A bill that would have allowed the city to create a review panel died this year in the state legislature after the city delegation overwhelmingly rejected it.
Police officials have questioned the effectiveness of such panels, saying residents have little experience conducting investigations. They have cited the limited success of boards in other jurisdictions.
"Most of them have no powers whatsoever," Gerald Arenberg, a spokesman for the National Association of Chiefs of Police, told The Sun last week. "Most police don't want review boards because [their members] aren't trained investigators. [Boards] could be used as political platforms."
Telling stories of their own and acquaintances' encounters with police misconduct, members of Concerned Citizens said a review board would help make the police more sensitive to residents and attentive to communities.
Several elected officials attending last night's meeting agreed.
"Accountability is one of the most preferred ways of getting people to do the right thing," said City Councilman Norman A. Handy Sr. of Southwest Baltimore.
Those sentiments were echoed by Dels. Salima S. Marriott and Clarence M. Mitchell IV, both Baltimore Democrats.

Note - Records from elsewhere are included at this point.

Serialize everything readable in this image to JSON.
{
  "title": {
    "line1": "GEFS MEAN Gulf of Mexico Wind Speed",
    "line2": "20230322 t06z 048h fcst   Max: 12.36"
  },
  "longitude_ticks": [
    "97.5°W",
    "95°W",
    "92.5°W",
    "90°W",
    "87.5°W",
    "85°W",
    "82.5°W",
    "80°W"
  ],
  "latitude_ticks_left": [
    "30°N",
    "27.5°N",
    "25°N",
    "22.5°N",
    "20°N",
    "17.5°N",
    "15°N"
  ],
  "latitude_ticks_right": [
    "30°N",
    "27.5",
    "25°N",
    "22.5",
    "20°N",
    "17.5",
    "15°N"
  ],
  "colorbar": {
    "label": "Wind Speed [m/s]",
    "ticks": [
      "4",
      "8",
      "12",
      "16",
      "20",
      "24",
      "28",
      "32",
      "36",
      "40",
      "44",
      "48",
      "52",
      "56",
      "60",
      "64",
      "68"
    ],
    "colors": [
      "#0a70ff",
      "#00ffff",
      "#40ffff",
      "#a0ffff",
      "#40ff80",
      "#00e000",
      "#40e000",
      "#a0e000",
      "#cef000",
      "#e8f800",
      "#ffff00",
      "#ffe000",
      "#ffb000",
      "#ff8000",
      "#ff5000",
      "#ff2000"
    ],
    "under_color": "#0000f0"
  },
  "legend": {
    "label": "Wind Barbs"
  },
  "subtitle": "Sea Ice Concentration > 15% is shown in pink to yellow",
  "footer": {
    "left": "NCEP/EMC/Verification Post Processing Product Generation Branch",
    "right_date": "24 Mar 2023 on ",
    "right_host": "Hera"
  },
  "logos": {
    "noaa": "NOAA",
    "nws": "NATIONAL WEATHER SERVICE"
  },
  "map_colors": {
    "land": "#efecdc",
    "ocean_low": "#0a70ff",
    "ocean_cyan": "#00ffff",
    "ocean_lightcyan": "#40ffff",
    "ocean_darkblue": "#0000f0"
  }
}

The move to create the review board surfaced in August after James Quarles was shot and killed by a city police officer in an incident videotaped by a bystander outside Lexington Market.
Residents and civic leaders said they were upset that authorities did not seek criminal charges against the officer, Charles M. Smothers II, who was fired in December -- for firing a gun in a 1995 domestic dispute.
Speakers yesterday said allegations that Frederick County sheriff's deputies used excessive force on two people in unrelated traffic stops this month highlighted a pressing need for civilian oversight.
But Del. Clarence Davis, a Baltimore Democrat who voted against the review board bill, said residents should hold their elected officials more accountable.
Baltimore Police Commissioner Thomas C. Frazier has said he questions the effectiveness of review boards but remains open to the idea.